2005, Hurricane Katrina: the flooding of New Orleans killed 18,000 people.

2008, Hurricane Nargis: 150,000 people killed in the Irrawaddy Delta region, also because of flooding.

 While floods caused by extreme weather are occurring more and more often and are growing stronger, the rise of sea level is a phenomenon impacting all the coastlines across the world. Over the last decades, the sea level rose by 2 mm per year, which is 20 times faster than it did for the two past centuries.

 This rise has two explanations: the melting ice and the thermal expansion of water amplified by climate change. IPCC feared a sea-level rise of 98 cm by the end of the century but NASA just reported that a rise of 1meter by 2100 is now inevitable.

 Half of the world population currently lives at less than 200km from the coastline and one in ten people lives at less than 10 meters above sea-level. In France 24% of the coastline is now under the threat of erosion. A phenomenon with many consequences: soil salinization, contamination of drinking water, agricultural land loss, reduction in biodiversity. According to a study published in Nature Climate Change, floods alone could cost up to a trillion dollars every year.

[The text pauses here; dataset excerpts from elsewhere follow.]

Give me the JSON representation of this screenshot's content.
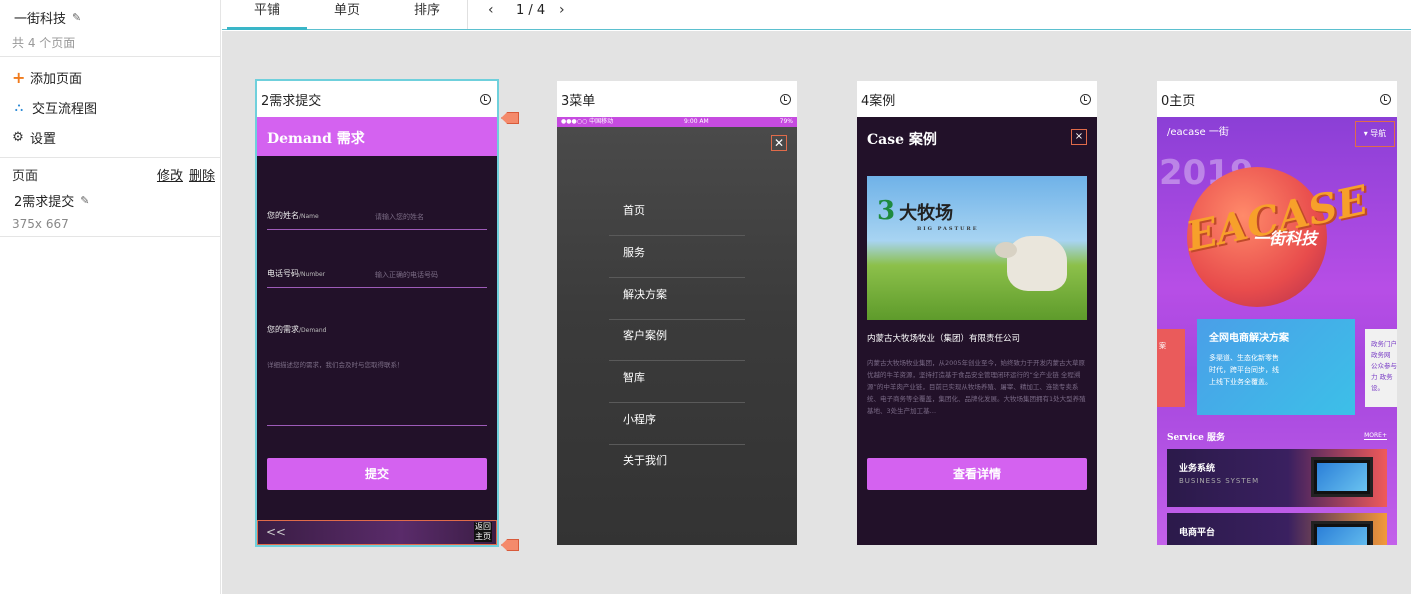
{
  "sidebar": {
    "project_title": "一街科技",
    "page_count": "共 4 个页面",
    "menu": [
      {
        "label": "添加页面"
      },
      {
        "label": "交互流程图"
      },
      {
        "label": "设置"
      }
    ],
    "pages_label": "页面",
    "edit_label": "修改",
    "delete_label": "删除",
    "current_page": "2需求提交",
    "current_size": "375x 667"
  },
  "toolbar": {
    "tabs": [
      {
        "label": "平铺",
        "active": true
      },
      {
        "label": "单页",
        "active": false
      },
      {
        "label": "排序",
        "active": false
      }
    ],
    "pager": "1 / 4"
  },
  "cards": [
    {
      "title": "2需求提交",
      "header": "Demand 需求",
      "fields": [
        {
          "label": "您的姓名",
          "sub": "/Name",
          "placeholder": "请输入您的姓名"
        },
        {
          "label": "电话号码",
          "sub": "/Number",
          "placeholder": "输入正确的电话号码"
        },
        {
          "label": "您的需求",
          "sub": "/Demand",
          "placeholder": ""
        }
      ],
      "demand_placeholder": "详细描述您的需求，我们会及时与您取得联系！",
      "submit": "提交",
      "footer_back": "< <",
      "footer_home": "返回主页"
    },
    {
      "title": "3菜单",
      "status_left": "●●●○○ 中国移动",
      "status_time": "9:00 AM",
      "status_right": "79%",
      "close": "✕",
      "menu": [
        "首页",
        "服务",
        "解决方案",
        "客户案例",
        "智库",
        "小程序",
        "关于我们"
      ]
    },
    {
      "title": "4案例",
      "header": "Case 案例",
      "close": "×",
      "logo_text": "大牧场",
      "logo_sub": "BIG PASTURE",
      "company": "内蒙古大牧场牧业（集团）有限责任公司",
      "desc": "内蒙古大牧场牧业集团，从2005年创业至今，始终致力于开发内蒙古大草原优越的牛羊资源，坚持打造基于食品安全管理闭环运行的“全产业链 全程溯源”的中羊肉产业链，目前已实现从牧场养殖、屠宰、精加工、连锁专卖系统、电子商务等全覆盖，集团化、品牌化发展。大牧场集团拥有1处大型养殖基地、3处生产加工基…",
      "button": "查看详情"
    },
    {
      "title": "0主页",
      "brand": "/eacase 一街",
      "nav": "▾ 导航",
      "year": "2019",
      "logo_big": "EACASE",
      "slogan": "一街科技",
      "side_left": "案",
      "solution_title": "全网电商解决方案",
      "solution_desc": "多渠道、生态化新零售时代，跨平台同步，线上线下业务全覆盖。",
      "side_right": "政务门户 政务网 公众参与 力 政务 设。",
      "service_title": "Service 服务",
      "service_more": "MORE+",
      "biz": [
        {
          "title": "业务系统",
          "sub": "BUSINESS SYSTEM"
        },
        {
          "title": "电商平台",
          "sub": ""
        }
      ]
    }
  ]
}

 In addition to the efforts made to prevent the sea level from rising, it is now fundamental to implement adaptation policies. In Bangladesh, 40% of the lands could be flooded, Netherlands has to build new dikes and populations living on islands in the Pacific Ocean may have to flee. All countries will be impacted by this phenomenon but some more than others. Once again the most vulnerable countries are the one which will have to face the most severe consequences. This situation will have to be addressed by the international community at the next COP21 which will take place in Paris.